Türkiye’nin en büyük metropollerinden olan Gaziantep’te artan göç ile birlikte konut ihtiyacı da yükseliyor. Kent genelinde faaliyet gösteren Çınar İnşaat ve Mimarlık, kaliteli, güvenli ve depreme dayanıklı konutları ile sektörde söz sahibi firmalar arasında yer alıyor. Referans Gazetesine özel açıklamalarda bulunan Çınar İnşaat ve Mimarlık Yönetim Kurulu Başkanı Yılmaz Çınar, Gaziantep’te inşaat sektörünün durumuna ilişkin değerlendirmelerde bulundu.

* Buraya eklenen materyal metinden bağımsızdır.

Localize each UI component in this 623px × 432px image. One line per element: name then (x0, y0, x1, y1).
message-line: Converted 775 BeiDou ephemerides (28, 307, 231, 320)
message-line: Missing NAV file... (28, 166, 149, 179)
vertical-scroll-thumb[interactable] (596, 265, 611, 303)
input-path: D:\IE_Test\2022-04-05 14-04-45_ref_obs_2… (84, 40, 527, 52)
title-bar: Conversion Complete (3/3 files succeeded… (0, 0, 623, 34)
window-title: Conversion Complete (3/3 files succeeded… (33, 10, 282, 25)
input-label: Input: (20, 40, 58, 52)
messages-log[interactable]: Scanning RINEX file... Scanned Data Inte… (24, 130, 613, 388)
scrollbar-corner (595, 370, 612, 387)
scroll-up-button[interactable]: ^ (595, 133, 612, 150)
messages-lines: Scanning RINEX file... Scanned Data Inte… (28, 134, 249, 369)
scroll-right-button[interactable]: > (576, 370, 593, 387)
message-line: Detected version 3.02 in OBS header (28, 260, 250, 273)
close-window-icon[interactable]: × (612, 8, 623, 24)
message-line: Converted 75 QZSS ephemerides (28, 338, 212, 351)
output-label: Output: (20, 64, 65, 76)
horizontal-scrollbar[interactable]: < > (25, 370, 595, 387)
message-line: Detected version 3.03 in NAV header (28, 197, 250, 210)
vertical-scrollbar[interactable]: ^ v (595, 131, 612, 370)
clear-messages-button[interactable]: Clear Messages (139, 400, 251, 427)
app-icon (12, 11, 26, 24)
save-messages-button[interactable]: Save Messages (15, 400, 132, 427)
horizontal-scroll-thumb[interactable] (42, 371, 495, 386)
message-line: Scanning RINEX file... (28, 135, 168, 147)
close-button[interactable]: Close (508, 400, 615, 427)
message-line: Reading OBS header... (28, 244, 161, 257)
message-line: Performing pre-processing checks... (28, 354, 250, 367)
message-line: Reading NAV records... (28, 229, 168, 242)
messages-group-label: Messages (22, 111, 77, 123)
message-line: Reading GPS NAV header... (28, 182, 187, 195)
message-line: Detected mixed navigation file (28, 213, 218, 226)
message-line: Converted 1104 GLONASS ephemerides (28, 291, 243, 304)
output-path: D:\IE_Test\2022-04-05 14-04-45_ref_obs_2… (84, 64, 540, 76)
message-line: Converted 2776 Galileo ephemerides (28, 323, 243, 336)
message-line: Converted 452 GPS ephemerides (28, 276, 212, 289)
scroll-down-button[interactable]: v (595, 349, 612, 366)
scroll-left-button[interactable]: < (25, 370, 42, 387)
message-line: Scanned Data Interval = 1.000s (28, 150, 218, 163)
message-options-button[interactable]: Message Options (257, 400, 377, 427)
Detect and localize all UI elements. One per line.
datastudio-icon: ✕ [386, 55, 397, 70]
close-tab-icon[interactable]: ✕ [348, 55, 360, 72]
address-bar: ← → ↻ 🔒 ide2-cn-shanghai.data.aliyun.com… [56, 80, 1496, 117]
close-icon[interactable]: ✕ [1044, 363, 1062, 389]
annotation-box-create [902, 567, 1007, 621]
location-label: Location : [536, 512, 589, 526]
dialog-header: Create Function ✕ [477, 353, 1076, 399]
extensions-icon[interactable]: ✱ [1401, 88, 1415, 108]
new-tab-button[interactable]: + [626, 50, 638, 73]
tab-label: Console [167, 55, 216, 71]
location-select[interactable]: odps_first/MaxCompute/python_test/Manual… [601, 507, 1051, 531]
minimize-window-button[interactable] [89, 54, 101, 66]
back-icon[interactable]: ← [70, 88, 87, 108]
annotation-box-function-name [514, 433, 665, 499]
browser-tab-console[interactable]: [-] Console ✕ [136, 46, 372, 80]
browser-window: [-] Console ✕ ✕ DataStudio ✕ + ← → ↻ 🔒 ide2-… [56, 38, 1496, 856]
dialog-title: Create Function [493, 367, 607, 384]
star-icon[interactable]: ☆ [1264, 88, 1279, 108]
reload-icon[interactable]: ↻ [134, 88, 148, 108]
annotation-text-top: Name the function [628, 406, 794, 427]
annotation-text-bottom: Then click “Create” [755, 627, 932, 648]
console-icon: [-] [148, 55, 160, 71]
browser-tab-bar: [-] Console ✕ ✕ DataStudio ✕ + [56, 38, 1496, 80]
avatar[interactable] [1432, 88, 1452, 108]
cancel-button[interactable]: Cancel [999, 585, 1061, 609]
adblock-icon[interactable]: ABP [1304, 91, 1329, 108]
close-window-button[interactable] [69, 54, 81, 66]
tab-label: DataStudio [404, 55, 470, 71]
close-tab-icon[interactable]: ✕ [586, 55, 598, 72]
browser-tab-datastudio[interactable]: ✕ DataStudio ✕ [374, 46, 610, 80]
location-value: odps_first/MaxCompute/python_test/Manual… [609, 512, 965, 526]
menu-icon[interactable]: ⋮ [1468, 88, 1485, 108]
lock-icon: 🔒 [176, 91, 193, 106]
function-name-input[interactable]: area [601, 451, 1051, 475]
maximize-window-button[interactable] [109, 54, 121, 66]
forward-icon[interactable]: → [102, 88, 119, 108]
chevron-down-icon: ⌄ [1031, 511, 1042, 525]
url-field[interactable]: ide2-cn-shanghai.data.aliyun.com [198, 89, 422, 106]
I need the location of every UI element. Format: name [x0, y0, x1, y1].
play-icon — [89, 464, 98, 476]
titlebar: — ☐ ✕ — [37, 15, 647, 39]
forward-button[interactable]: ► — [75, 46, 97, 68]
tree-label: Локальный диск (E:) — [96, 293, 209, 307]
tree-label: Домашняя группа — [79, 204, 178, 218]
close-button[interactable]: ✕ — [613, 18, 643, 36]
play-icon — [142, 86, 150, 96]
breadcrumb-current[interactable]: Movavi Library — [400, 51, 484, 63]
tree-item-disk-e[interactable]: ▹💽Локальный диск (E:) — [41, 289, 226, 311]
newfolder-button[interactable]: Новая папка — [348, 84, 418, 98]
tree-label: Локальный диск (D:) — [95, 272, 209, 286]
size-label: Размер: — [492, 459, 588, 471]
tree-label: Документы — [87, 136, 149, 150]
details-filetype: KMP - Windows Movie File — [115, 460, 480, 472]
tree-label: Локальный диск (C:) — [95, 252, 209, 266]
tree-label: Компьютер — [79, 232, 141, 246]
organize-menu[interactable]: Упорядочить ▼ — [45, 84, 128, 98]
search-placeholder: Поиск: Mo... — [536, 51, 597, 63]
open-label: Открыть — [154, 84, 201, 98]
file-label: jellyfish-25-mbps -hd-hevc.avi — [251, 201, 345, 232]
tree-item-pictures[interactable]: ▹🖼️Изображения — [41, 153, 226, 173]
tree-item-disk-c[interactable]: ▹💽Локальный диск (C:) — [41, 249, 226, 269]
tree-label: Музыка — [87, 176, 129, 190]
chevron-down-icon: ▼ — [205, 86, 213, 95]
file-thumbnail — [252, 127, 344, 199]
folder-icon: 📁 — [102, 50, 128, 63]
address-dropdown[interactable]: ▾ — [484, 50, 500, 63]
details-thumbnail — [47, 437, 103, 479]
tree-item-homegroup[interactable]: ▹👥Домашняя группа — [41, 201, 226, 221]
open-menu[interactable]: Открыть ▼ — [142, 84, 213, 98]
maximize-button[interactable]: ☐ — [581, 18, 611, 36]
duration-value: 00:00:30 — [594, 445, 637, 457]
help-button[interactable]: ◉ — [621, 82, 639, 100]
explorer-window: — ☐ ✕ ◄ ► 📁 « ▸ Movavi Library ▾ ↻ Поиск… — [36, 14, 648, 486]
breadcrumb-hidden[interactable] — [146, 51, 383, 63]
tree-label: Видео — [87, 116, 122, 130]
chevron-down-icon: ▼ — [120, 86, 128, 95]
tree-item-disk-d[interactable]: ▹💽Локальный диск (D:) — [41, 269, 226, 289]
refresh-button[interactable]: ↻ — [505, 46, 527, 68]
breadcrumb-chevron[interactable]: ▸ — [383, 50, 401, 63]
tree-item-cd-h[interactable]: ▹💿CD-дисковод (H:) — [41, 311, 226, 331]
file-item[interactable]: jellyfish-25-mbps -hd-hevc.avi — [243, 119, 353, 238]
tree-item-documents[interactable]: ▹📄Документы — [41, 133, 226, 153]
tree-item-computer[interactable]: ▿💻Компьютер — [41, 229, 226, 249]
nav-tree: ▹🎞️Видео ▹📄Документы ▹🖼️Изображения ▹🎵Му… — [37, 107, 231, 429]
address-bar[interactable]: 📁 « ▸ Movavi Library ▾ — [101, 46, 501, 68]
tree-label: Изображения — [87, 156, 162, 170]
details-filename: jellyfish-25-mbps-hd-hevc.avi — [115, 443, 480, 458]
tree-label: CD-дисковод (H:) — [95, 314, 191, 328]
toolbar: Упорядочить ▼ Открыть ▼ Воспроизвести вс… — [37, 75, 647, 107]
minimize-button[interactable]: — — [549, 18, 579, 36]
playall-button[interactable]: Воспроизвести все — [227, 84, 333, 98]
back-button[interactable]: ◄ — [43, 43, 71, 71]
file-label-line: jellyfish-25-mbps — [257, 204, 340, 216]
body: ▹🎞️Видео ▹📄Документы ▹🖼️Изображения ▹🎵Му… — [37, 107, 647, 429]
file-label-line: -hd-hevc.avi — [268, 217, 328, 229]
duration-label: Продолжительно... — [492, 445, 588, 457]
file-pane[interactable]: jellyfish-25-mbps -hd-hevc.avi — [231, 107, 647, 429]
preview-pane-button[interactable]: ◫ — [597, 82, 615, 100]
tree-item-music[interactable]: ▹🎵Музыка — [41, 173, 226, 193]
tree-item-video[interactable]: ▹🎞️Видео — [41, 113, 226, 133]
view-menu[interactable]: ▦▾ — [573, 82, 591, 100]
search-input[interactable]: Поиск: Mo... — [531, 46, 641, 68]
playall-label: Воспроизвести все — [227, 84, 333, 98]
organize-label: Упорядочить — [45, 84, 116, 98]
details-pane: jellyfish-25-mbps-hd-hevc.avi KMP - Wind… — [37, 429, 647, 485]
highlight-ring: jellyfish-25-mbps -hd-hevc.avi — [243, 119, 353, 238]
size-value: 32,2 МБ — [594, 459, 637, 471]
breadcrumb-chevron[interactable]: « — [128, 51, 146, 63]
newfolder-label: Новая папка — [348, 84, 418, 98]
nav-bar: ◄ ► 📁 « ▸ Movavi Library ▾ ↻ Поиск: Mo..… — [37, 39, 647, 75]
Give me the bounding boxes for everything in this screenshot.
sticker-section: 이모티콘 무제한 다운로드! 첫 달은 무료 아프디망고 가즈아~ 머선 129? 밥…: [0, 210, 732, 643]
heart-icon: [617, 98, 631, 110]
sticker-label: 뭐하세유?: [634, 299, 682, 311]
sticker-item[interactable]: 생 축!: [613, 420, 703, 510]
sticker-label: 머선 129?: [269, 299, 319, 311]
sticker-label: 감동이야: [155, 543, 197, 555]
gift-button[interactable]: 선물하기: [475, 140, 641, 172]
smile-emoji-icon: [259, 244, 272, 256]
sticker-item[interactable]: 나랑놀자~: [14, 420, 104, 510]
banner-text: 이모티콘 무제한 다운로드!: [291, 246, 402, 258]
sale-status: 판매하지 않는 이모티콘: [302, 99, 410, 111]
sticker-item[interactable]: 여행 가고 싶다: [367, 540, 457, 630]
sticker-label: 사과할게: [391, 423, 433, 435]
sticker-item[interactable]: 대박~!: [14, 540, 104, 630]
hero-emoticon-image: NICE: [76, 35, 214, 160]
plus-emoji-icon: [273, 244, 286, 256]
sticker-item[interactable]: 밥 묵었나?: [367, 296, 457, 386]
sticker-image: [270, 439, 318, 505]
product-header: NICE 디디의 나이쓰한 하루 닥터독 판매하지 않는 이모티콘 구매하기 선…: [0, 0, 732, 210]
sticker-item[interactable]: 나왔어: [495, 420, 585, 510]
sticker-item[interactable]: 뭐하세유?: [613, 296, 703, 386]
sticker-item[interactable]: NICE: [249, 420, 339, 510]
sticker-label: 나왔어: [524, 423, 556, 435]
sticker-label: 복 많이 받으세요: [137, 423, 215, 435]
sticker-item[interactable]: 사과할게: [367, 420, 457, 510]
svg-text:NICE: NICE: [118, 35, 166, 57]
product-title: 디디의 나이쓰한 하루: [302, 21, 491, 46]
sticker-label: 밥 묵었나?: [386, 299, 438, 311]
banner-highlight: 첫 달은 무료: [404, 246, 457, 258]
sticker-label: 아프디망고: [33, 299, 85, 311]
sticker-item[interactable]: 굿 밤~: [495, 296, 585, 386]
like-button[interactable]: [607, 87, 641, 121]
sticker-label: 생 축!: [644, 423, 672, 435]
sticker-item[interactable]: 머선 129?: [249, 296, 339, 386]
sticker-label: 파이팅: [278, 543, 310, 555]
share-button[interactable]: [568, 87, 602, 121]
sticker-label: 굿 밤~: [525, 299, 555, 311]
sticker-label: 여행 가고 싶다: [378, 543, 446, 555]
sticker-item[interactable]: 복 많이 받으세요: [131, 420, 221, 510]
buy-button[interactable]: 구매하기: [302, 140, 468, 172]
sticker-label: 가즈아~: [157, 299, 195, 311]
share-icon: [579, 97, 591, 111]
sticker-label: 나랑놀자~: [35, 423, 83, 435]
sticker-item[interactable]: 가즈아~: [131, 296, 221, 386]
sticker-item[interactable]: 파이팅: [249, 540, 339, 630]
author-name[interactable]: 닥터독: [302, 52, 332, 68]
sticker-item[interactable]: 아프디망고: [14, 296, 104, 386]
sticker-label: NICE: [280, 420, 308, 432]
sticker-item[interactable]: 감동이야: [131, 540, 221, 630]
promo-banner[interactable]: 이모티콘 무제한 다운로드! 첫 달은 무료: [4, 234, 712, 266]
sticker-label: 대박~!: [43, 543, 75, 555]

GAZİANTEP’TE KONUT TALEBİ HER GEÇEN GÜN ARTIYOR
Çınar, “Gaziantep gerçekten çok farklı bir şehir. 6 Organize Sanayi Bölgesi bulunuyor ve nitelikli göç alıyor. Doğu ve Güneydoğu Anadolu’dan yatırım yapmak isteyenlerin adresi haline gelmiş durumda. Tüm bu koşullar Gaziantep’i oldukça şanslı kılıyor. İnşaat sektörü açısından bakıldığında da şehirde yapılacak çok iş var. Yoğun göç, kentte ciddi bir konut ihtiyacını beraberinde getiriyor. Ayrıca, dört üniversitenin olması da önemli bir öğrenci göçü sağlıyor ve bu durum konut talebini artırıyor.”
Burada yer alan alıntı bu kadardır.